Sayonara Jupiter (1984)

I love Arthur C. Clarke’s Odyssey quadrilogy, and the 2001 film was truly remarkable, so when I saw that this Japanese film was intentionally made to somewhat mimic the 2010 sequel, I couldn’t resist.  Perhaps that was a mistake….

It’s hard to say whether this was a “bad” film or not.  It is what it is:  a cheesy Sci Fi B-movie.  There is a play (i.e. twist) on almost every convention in Clarke’s 2010 book sequel (not to mention on the poor film version of 2010, which I’ve seen but didn’t bother writing about on this blog….).

In Sayonara Jupiter, there was  a very unexpected sex scene in which Eiji and Maria float naked through space (on tables covered with black sheets that you can see, of course), which turned out to be a very long and floaty sequence.   Matter of fact, there were quite a few scenes that were too long and should have been eliminated or reduced.  Barbarella came to mind during this long, drawn out sequence of floating, naked bodies (for the naked bodies part, not the long, drawn out part).

The narrative action throughout didn’t always answer logical questions about how we got from A to B, etc.  And, it wasn’t necessarily a low-budget film because of the elaborate sets, models, explosions, etc. So one has to wonder about a lot of things, like why did they waste time on certain scenes and not tie up narrative loopholes that they otherwise could have covered, etc.  But, it’s a B-movie.

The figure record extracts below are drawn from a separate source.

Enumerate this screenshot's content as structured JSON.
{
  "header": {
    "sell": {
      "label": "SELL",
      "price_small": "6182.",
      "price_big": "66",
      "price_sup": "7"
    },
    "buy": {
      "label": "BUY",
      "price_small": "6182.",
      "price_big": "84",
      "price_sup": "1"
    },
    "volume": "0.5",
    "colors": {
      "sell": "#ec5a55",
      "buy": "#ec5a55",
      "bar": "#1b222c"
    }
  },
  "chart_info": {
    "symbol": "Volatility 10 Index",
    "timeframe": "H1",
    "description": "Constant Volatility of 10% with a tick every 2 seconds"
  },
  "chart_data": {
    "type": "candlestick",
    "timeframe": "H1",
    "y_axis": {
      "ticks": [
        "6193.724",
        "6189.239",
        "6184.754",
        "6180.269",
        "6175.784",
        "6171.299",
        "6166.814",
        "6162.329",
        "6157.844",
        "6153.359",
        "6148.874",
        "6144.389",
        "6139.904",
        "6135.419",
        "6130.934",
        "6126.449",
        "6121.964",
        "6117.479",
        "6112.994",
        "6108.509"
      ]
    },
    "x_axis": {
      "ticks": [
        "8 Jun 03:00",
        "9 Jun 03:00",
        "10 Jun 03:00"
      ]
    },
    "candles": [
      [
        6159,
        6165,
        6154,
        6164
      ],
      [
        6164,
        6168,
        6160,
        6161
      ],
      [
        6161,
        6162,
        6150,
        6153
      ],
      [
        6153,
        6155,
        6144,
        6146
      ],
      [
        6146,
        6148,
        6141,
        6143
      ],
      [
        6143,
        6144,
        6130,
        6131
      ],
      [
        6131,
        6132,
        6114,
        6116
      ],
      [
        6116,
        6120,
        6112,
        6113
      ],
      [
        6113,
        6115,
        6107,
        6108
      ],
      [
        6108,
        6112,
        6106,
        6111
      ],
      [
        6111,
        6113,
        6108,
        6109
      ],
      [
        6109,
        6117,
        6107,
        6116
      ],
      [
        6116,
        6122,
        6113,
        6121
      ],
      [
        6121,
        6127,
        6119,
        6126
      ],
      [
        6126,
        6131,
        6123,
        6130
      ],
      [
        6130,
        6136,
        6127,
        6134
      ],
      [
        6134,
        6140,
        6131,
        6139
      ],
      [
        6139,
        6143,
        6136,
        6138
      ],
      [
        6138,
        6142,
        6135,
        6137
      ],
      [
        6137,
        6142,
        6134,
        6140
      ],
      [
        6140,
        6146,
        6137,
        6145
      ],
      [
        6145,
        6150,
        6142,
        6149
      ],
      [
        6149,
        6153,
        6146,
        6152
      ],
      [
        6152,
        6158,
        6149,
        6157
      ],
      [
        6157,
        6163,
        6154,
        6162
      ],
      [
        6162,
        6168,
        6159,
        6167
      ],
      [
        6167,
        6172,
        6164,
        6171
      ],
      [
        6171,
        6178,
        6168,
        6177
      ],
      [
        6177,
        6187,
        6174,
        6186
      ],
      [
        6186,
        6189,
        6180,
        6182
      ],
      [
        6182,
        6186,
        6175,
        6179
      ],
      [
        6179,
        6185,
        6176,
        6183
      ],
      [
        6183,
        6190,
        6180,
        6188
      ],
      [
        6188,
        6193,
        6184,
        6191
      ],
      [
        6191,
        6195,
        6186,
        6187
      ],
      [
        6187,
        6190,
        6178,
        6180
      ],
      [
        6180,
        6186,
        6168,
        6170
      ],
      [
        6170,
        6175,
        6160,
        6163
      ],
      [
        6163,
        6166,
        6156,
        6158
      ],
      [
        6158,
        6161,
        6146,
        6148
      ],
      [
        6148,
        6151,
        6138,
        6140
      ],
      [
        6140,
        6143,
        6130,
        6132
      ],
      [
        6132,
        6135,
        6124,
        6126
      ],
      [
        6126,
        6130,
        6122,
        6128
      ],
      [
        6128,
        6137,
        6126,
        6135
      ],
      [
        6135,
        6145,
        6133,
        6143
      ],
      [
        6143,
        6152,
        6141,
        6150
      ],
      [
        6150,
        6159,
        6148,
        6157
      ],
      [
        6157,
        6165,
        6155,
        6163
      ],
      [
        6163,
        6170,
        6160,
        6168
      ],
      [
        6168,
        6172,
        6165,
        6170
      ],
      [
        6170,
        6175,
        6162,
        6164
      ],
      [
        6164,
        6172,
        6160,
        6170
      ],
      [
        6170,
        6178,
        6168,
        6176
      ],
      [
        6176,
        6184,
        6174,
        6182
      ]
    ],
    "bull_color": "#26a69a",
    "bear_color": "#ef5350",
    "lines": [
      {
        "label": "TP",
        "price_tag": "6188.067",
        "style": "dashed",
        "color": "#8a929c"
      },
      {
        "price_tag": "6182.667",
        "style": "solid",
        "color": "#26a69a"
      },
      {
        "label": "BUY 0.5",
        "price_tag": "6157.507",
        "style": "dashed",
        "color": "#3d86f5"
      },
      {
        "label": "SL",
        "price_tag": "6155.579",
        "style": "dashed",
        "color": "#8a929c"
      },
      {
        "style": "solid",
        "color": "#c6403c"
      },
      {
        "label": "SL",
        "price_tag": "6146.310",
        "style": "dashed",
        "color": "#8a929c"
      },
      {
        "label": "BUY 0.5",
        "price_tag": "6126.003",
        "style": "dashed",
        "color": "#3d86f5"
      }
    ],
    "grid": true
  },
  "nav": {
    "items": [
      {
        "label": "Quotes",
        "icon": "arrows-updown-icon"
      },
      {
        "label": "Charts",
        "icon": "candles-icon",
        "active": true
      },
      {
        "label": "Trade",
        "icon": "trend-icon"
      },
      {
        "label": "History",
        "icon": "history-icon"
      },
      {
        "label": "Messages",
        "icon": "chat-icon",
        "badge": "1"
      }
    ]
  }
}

And the addition of the hippy singer (Peter), his dolphin named Jupiter, and his cult group of rainbow-painted & overly tanned followers added a bizarre twist (on the space theme), especially when there were moments of folkish kumbaya pastoral montage, very much like music videos you would expect from John Denver, only sung in Japanese. 

I suppose what this film was trying to convey was that humans need to do whatever it takes to survive, and if that means blowing up Jupiter to either provide energy to the outer colonies, or to throw a black hole off course, then we will do what we have to do.  And, of course, Peter’s resistance movement created a nice counterpart to the domination of space theme.  Peter’s Jupiter Church wanted to preserve the natural state of Jupiter (the planet, not the dolphin), and so acted as a Greenpeace-in-Space, trying to sabotage Eiji’s plans to blow up Jupiter and turn it into a sun (this is one of the twists to the 2010plot, where it was the Monoliths who managed to turn Jupiter into another sun).  But, it turns out, the blowing up of Jupiter plan had an emergency use: to save the entire solar system from the growing black hole.  So all’s well that ends well.

Despite the constant, silly, B-movie moments and a mixture of Japanese, English, French, and German language, this film was probably worth the time just to say I watched it. Though I doubt there’s much to be extracted in the ‘profound’ department on this one.